Premature Generalization

I’m sure most developers reading this post will be familiar with the term “premature optimization”. For those who may not be familiar, this refers to the tendency that some developers have to worrying about the performance of their code, usually but not always in terms of execution time, before their code is proven to work correctly in terms of customer requirements. It’s like saying, “Hmm, this function call may take 3 clock cycles to execute but if I inline the code it won’t take any extra clock cycles” before the developer has correctly defined the function to be called. It’s generally considered a poor way to write software. I believe it was probably Joe Armstrong, one of the co-creators of Erlang, who said “Make it right, make it fast, then make it pretty.” Getting the code right always comes before any sort of optimization should be attempted.

Risking the perils that may befall anyone who coins a neologism, I propose another premature condition which developers should try to avoid: premature generalization. I would define premature generalization as being the tendency to assume that what you see or what you want is what every other developer sees and/or wants. It’s the tendency of the novice developer to post messages like “Hey function x isn’t working. What’s wrong?” assuming that the rest of us also have the problem they have and we therefore don’t need any more detail to know what he or she is talking about. It’s also the tendency to assume that because they need to address some particular use case that most developers working in the language will need to address the same use case: “Hey I need library function x to return an error status when I pass it a bad argument but throw an exception when I pass it a good but out of range argument. Can we modify the standard library to do this?” In both cases, I believe they’re prematurely assuming their question is generic and therefore they don’t need to provide details to others.
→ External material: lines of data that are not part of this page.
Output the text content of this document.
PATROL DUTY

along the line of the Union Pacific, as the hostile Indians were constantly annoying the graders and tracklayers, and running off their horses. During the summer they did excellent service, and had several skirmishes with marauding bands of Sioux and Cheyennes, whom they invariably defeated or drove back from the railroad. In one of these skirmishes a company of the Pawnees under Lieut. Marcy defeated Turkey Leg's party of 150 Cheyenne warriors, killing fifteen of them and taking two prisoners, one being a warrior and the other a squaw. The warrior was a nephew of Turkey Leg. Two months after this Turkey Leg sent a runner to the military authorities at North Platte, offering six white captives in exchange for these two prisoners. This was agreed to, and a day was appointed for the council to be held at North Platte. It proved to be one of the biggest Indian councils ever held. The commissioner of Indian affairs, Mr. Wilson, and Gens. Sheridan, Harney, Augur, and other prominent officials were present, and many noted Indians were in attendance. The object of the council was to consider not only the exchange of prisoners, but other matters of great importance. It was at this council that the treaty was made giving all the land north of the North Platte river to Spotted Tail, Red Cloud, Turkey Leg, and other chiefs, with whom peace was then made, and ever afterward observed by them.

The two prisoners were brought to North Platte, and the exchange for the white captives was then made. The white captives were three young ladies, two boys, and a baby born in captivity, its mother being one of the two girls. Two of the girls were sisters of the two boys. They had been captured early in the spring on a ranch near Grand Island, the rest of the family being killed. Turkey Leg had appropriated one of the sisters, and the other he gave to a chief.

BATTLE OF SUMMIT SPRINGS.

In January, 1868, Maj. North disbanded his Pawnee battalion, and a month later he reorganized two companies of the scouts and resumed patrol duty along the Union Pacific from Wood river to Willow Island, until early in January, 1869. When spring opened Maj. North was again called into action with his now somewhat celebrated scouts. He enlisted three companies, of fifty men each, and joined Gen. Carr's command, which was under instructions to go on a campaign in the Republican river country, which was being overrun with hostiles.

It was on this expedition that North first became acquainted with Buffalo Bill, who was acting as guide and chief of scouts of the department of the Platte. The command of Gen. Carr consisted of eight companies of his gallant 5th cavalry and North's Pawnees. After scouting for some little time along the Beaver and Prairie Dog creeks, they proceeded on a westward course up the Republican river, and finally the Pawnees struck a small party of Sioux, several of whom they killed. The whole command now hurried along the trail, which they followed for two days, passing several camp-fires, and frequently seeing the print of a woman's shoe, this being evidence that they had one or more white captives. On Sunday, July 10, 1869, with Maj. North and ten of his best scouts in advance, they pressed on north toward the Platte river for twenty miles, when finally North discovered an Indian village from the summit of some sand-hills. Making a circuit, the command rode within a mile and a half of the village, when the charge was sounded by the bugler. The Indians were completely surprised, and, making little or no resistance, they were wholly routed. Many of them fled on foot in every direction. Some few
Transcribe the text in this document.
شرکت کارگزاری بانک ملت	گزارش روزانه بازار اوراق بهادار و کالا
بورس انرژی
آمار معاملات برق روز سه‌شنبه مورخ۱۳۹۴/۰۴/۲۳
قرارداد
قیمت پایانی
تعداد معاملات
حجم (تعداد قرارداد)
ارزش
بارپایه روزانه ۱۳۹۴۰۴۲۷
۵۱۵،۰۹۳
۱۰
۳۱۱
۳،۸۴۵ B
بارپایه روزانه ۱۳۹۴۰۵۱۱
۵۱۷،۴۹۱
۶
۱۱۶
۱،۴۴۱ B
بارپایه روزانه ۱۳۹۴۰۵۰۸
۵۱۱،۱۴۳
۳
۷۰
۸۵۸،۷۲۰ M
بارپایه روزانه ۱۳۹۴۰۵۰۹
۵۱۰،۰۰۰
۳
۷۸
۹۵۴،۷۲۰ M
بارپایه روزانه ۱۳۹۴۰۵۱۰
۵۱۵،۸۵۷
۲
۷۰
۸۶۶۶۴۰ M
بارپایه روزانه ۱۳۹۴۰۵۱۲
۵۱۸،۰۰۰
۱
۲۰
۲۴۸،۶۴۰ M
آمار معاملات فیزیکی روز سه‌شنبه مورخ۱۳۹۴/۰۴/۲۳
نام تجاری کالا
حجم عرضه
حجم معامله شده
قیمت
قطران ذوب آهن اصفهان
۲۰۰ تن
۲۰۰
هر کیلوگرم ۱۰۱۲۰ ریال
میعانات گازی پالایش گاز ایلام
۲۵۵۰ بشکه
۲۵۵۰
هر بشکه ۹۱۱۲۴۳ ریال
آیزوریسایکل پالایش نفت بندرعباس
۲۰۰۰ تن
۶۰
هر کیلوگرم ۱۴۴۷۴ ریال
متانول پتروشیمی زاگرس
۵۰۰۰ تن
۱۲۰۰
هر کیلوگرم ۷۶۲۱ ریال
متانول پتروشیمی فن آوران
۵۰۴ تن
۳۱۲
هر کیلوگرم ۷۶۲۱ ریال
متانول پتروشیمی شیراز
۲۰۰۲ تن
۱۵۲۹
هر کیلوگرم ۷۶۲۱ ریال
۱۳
Although I feel I’m flogging a dead equine I hasten to point out that as software developers we should usually proceed from the assumption that the error we’re seeing is due to something specific to us. We should also proceed from the assumption that any use case we have is likely to be a use case specific to us until we see evidence otherwise. Yes, I am aware of the irony of making generic statements here—but given what I’ve seen over 25+ years of software development I don’t believe that I’m indulging myself in premature generalization.